2 Unifying principles
The tidyverse is a language for solving data science challenges with R code. Its primary goal is to facilitate the conversation that a human has with a dataset, and we want to help dig a “pit of success” where the least-effort path trends towards a positive outcome. The primary tool to dig the pit is API design: by carefully considering the external interface to a function, we can help guide the user towards success.
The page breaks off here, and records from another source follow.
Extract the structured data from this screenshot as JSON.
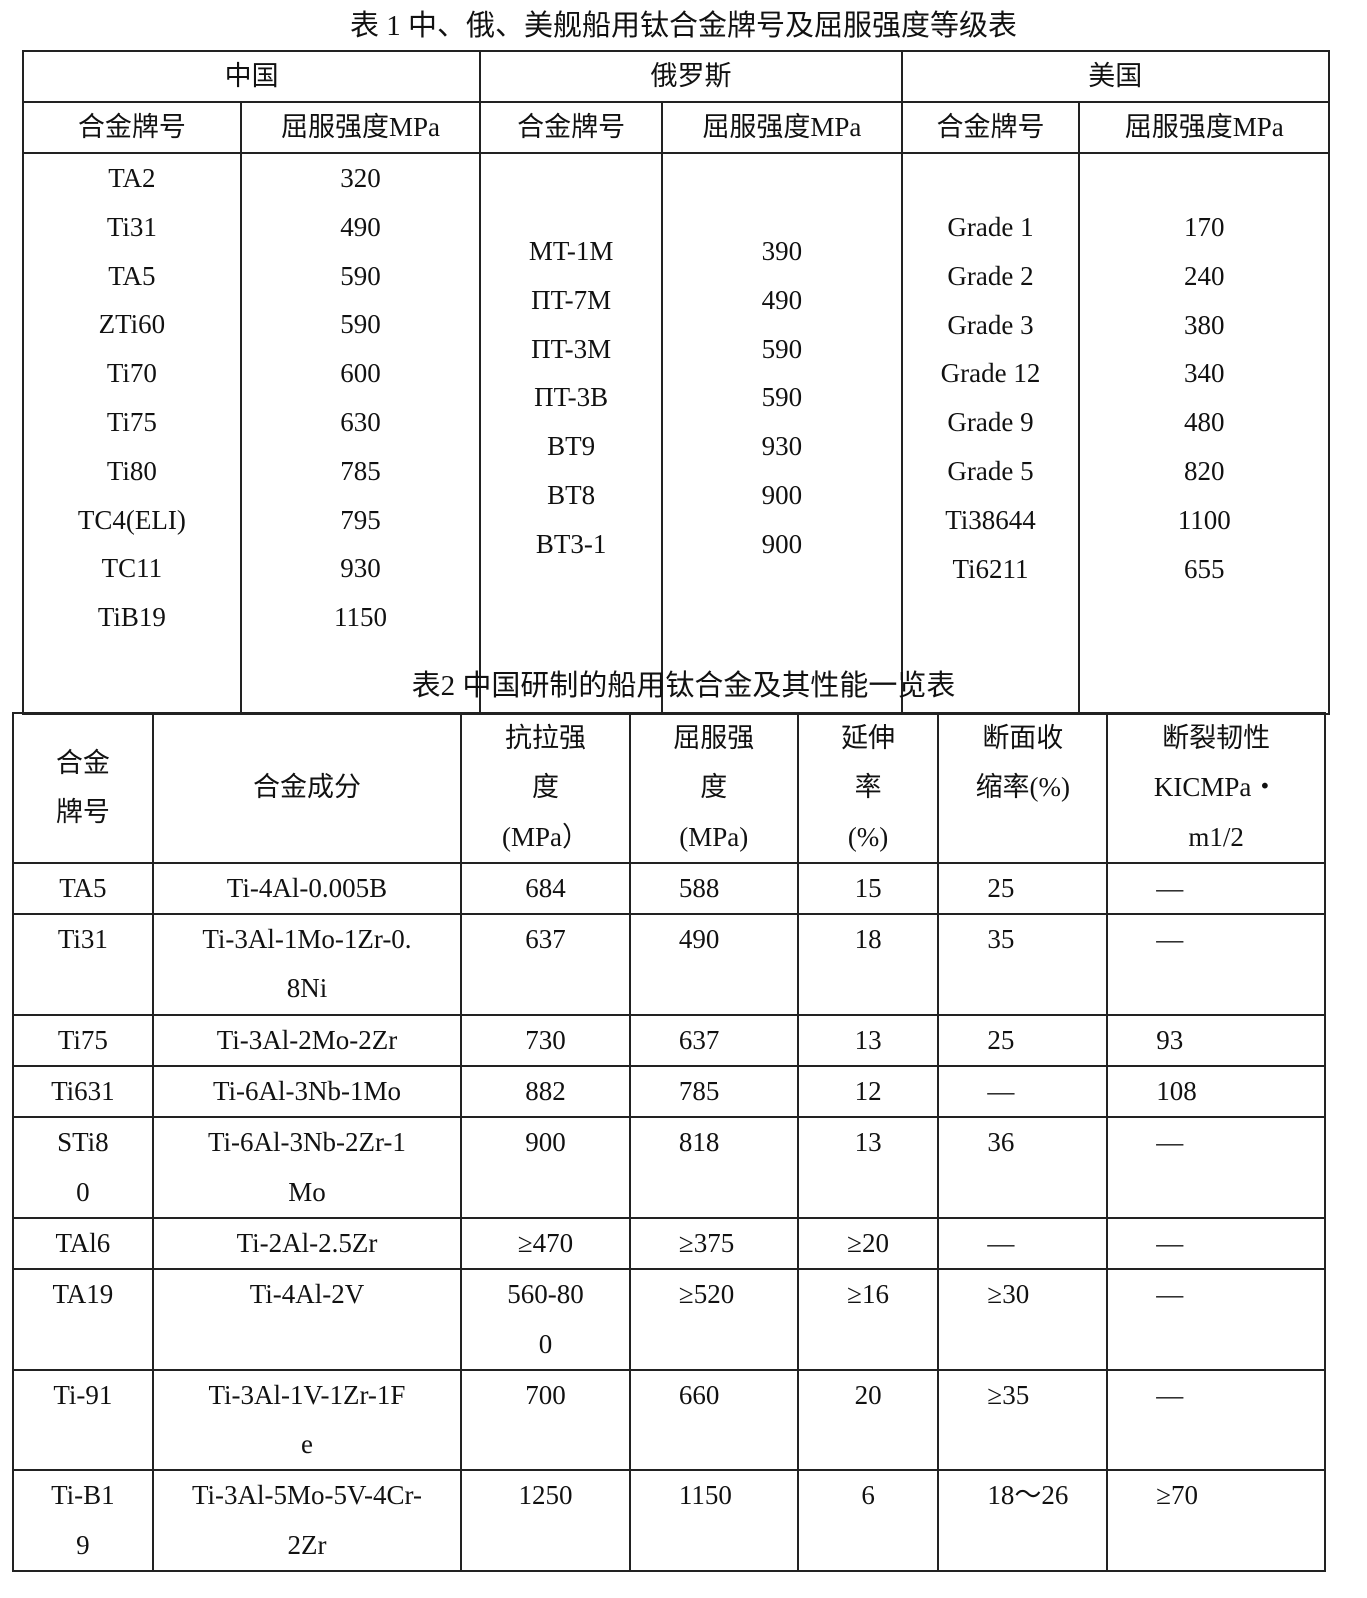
{
  "table1": {
    "title": "表 1  中、俄、美舰船用钛合金牌号及屈服强度等级表",
    "countries": [
      "中国",
      "俄罗斯",
      "美国"
    ],
    "subheaders": [
      "合金牌号",
      "屈服强度MPa",
      "合金牌号",
      "屈服强度MPa",
      "合金牌号",
      "屈服强度MPa"
    ],
    "china": {
      "grades": [
        "TA2",
        "Ti31",
        "TA5",
        "ZTi60",
        "Ti70",
        "Ti75",
        "Ti80",
        "TC4(ELI)",
        "TC11",
        "TiB19"
      ],
      "yield": [
        "320",
        "490",
        "590",
        "590",
        "600",
        "630",
        "785",
        "795",
        "930",
        "1150"
      ]
    },
    "russia": {
      "grades": [
        "MT-1M",
        "ΠT-7M",
        "ΠT-3M",
        "ΠT-3B",
        "BT9",
        "BT8",
        "BT3-1"
      ],
      "yield": [
        "390",
        "490",
        "590",
        "590",
        "930",
        "900",
        "900"
      ]
    },
    "usa": {
      "grades": [
        "Grade 1",
        "Grade 2",
        "Grade 3",
        "Grade 12",
        "Grade 9",
        "Grade 5",
        "Ti38644",
        "Ti6211"
      ],
      "yield": [
        "170",
        "240",
        "380",
        "340",
        "480",
        "820",
        "1100",
        "655"
      ]
    }
  },
  "table2": {
    "title": "表2  中国研制的船用钛合金及其性能一览表",
    "headers": [
      "合金\n牌号",
      "合金成分",
      "抗拉强\n度\n(MPa）",
      "屈服强\n度\n(MPa)",
      "延伸\n率\n(%)",
      "断面收\n缩率(%)",
      "断裂韧性\nKICMPa・\nm1/2"
    ],
    "rows": [
      [
        "TA5",
        "Ti-4Al-0.005B",
        "684",
        "588",
        "15",
        "25",
        "—"
      ],
      [
        "Ti31",
        "Ti-3Al-1Mo-1Zr-0.\n8Ni",
        "637",
        "490",
        "18",
        "35",
        "—"
      ],
      [
        "Ti75",
        "Ti-3Al-2Mo-2Zr",
        "730",
        "637",
        "13",
        "25",
        "93"
      ],
      [
        "Ti631",
        "Ti-6Al-3Nb-1Mo",
        "882",
        "785",
        "12",
        "—",
        "108"
      ],
      [
        "STi8\n0",
        "Ti-6Al-3Nb-2Zr-1\nMo",
        "900",
        "818",
        "13",
        "36",
        "—"
      ],
      [
        "TAl6",
        "Ti-2Al-2.5Zr",
        "≥470",
        "≥375",
        "≥20",
        "—",
        "—"
      ],
      [
        "TA19",
        "Ti-4Al-2V",
        "560-80\n0",
        "≥520",
        "≥16",
        "≥30",
        "—"
      ],
      [
        "Ti-91",
        "Ti-3Al-1V-1Zr-1F\ne",
        "700",
        "660",
        "20",
        "≥35",
        "—"
      ],
      [
        "Ti-B1\n9",
        "Ti-3Al-5Mo-5V-4Cr-\n2Zr",
        "1250",
        "1150",
        "6",
        "18～26",
        "≥70"
      ]
    ]
  }
}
But it’s also necessary to have some high level principles that guide how we think broadly about APIs, principles that we can use to “break ties” when other factors are balanced.
The tidyverse has four guiding principles:
It is human centered, i.e. the tidyverse is designed specifically to support the activities of a human data analyst.
It is consistent, so that what you learn about one function or package can be applied to another, and the number of special cases that you need to remember is as small as possible.
It is composable, allowing you to solve complex problems by breaking them down into small pieces, supporting a rapid cycle of exploratory iteration to find the best solution.
It is inclusive, because the tidyverse is not just the collection of packages, but it is also the community of people who use them.
These guiding principles are aspirational; they’re not always fully realised in current tidyverse packages, but we strive to make them so.
2.1 Human centered
Programs must be written for people to read, and only incidentally for machines to execute.
— Hal Abelson
Programming is a task performed by humans. To create effective programming tools we must explicitly recognise and acknowledge the role played by cognitive psychology. This is particularly important for R, because it’s a language that’s used primarily by non-programmers, and we want to make it as easy as possible for first-time and end-user programmers to learn the tidyverse.
A particularly useful tool from cognitive psychology is “cognitive load theory”1: we have a limited working memory, and anything we can do to reduce extraneous cognitive load helps the learner and user of the tidyverse. This motivates the next two principles:
By being consistent you only need to learn and internalise one expression of an idea, and then you can apply that many times.
By being composable you can break down complex problems into bite sized pieces that you can easily hold in your head.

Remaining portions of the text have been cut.